Molecular effects of oestrogen deprivation in breast cancer

This paper reviews the effects of oestrogen deprivation by third generation aromatase inhibitors on molecular profiles in breast cancers. It particularly focuses on results obtained as a result of pre-operative and neoadjuvant therapy in which primary breast cancers have been biopsied or excised before and during treatment with letrozole, anastrozole or exemestane. Studies may be subdivided into those evaluating early (10–14 days) or late (3–4 months) changes; a single investigation charted sequential changes. Early changes involved downregulation of genes classically induced by oestrogen or associated with cell cycle and proliferation. In contrast, expressions of genes associated with stromal signatures were upregulated. Considerably more genes were changed at later time-points; these probably represent not only primary effects on cellular expression but secondary consequences of cell death and clonal selection. Thus, after 3–4 months of treatment mitochondrial-related genes and those associated with cell cycle and cell division were downregulated whereas genes associated with extracellular matrix (ECM) remodelling, vascularization, inflammatory responses and cell adhesion were upregulated. Recently, observations have been reported from a study in which tumours were sequentially sampled to include pretreatment and both early and later time-points.
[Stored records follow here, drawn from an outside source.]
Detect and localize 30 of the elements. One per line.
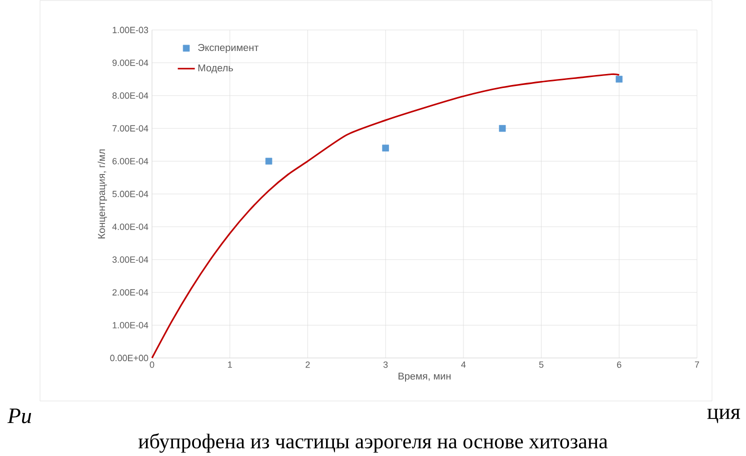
text: Ри: [7, 408, 32, 424]
y-tick-label: 8.00E-04: [112, 92, 148, 99]
x-tick-label: 4: [461, 362, 466, 368]
x-tick-label: 2: [306, 362, 310, 368]
y-tick-label: 7.00E-04: [112, 125, 148, 132]
y-tick-label: 9.00E-04: [112, 60, 148, 66]
point: [265, 158, 272, 165]
point: [498, 125, 506, 132]
text: ция: [707, 408, 740, 424]
x-tick-label: 7: [694, 362, 700, 368]
x-tick-label: 0: [150, 362, 154, 368]
y-tick-label: 0.00E+00: [110, 354, 148, 362]
y-axis-title: Концентрация, г/мл: [98, 149, 108, 238]
text: ибупрофена из частицы аэрогеля на основе хитозана: [138, 433, 608, 453]
x-axis-title: Время, мин: [398, 372, 451, 382]
legend-label: Модель: [198, 64, 233, 74]
y-tick-label: 5.00E-04: [112, 190, 148, 198]
y-tick-label: 4.00E-04: [112, 224, 148, 230]
x-tick-label: 3: [383, 362, 388, 368]
y-tick-label: 1.00E-03: [112, 26, 148, 34]
point: [616, 76, 623, 83]
y-tick-label: 3.00E-04: [112, 256, 148, 263]
x-tick-label: 5: [539, 362, 544, 368]
x-tick-label: 6: [617, 362, 622, 368]
y-tick-label: 2.00E-04: [112, 289, 148, 296]
y-tick-label: 6.00E-04: [112, 158, 148, 164]
y-tick-label: 1.00E-04: [112, 322, 148, 328]
x-tick-label: 1: [228, 362, 232, 368]
point: [382, 144, 389, 152]
legend-label: Эксперимент: [198, 44, 259, 54]
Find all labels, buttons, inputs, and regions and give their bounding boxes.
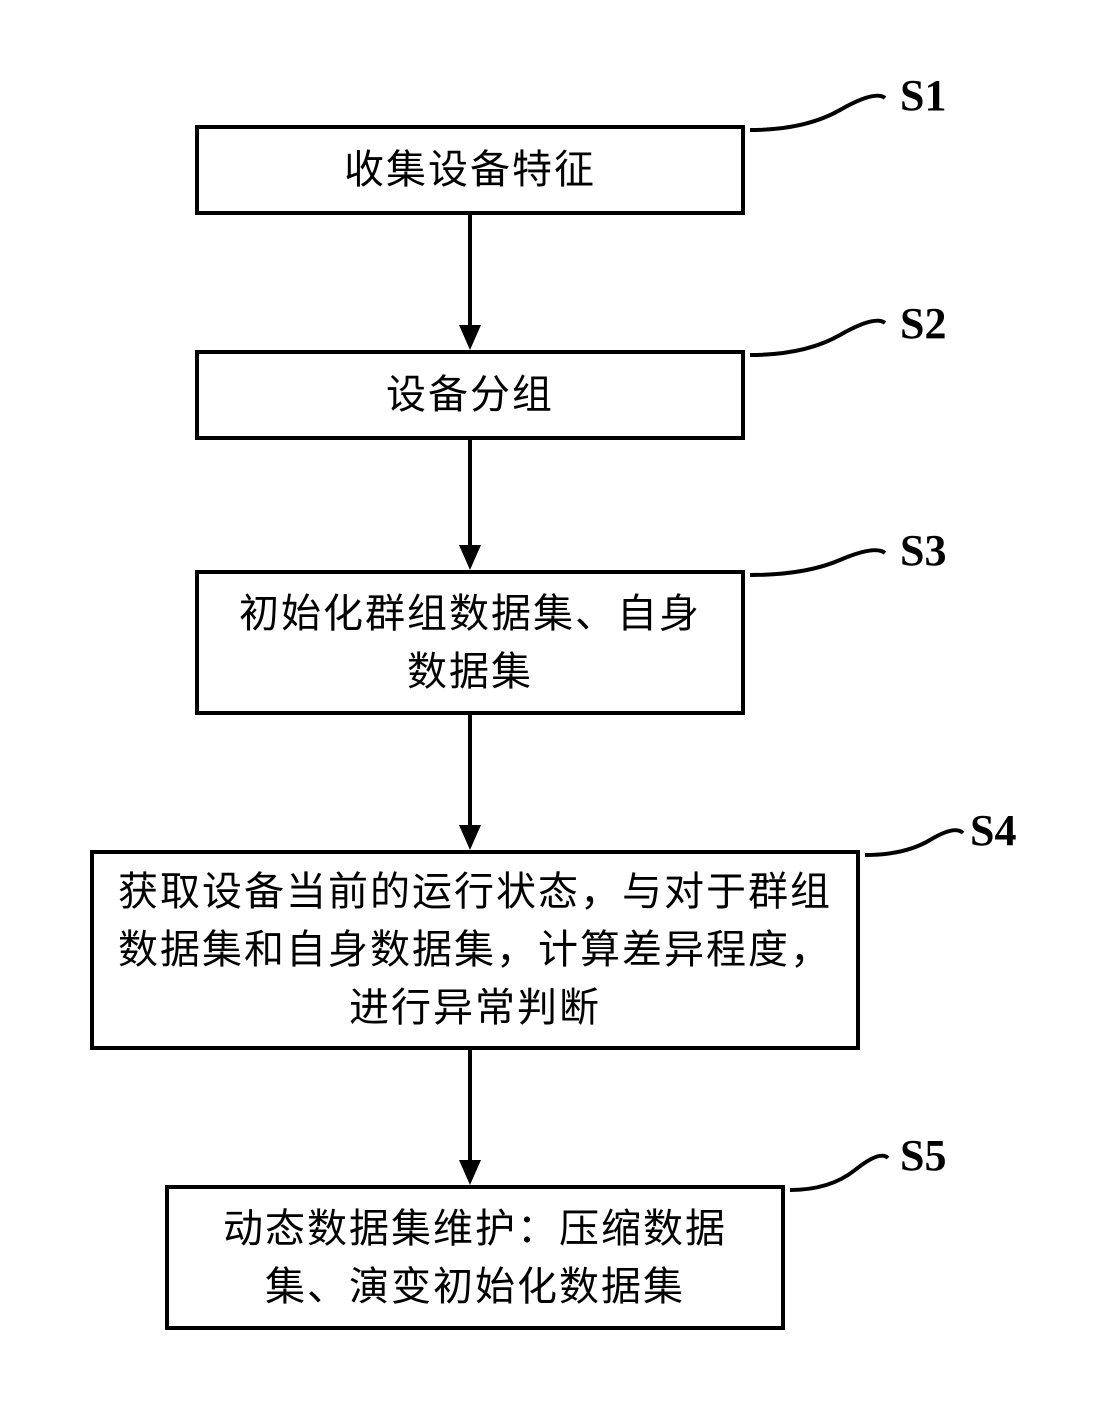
node-s4: 获取设备当前的运行状态，与对于群组数据集和自身数据集，计算差异程度，进行异常判断 bbox=[90, 850, 860, 1050]
node-s3: 初始化群组数据集、自身数据集 bbox=[195, 570, 745, 715]
arrow-s3-s4 bbox=[455, 715, 485, 855]
node-s3-text: 初始化群组数据集、自身数据集 bbox=[219, 585, 721, 701]
label-s5: S5 bbox=[900, 1130, 946, 1181]
callout-s5 bbox=[785, 1140, 905, 1200]
callout-s1 bbox=[745, 80, 905, 140]
node-s1: 收集设备特征 bbox=[195, 125, 745, 215]
arrow-s1-s2 bbox=[455, 215, 485, 355]
arrow-s2-s3 bbox=[455, 440, 485, 575]
callout-s3 bbox=[745, 535, 905, 590]
callout-s4 bbox=[860, 815, 980, 870]
node-s5-text: 动态数据集维护：压缩数据集、演变初始化数据集 bbox=[189, 1200, 761, 1316]
node-s1-text: 收集设备特征 bbox=[344, 141, 596, 199]
label-s3: S3 bbox=[900, 525, 946, 576]
node-s2-text: 设备分组 bbox=[386, 366, 554, 424]
callout-s2 bbox=[745, 307, 905, 367]
node-s2: 设备分组 bbox=[195, 350, 745, 440]
arrow-s4-s5 bbox=[455, 1050, 485, 1190]
label-s2: S2 bbox=[900, 298, 946, 349]
node-s5: 动态数据集维护：压缩数据集、演变初始化数据集 bbox=[165, 1185, 785, 1330]
label-s1: S1 bbox=[900, 70, 946, 121]
label-s4: S4 bbox=[970, 805, 1016, 856]
node-s4-text: 获取设备当前的运行状态，与对于群组数据集和自身数据集，计算差异程度，进行异常判断 bbox=[114, 863, 836, 1037]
This allowed direct monitoring of the dynamic changes in gene expression. Different patterns of changes in gene expression were identified which were also associated with general differences in sub-cellular distribution of corresponding proteins. The effect of treatment on expression of specific genes and processes such as aromatase, oestrogen receptor (ER), oestrogen-regulated genes, HER2, p53, ribosomal proteins, markers of proliferation, oxidative phosphorylation and stromal response are summarized.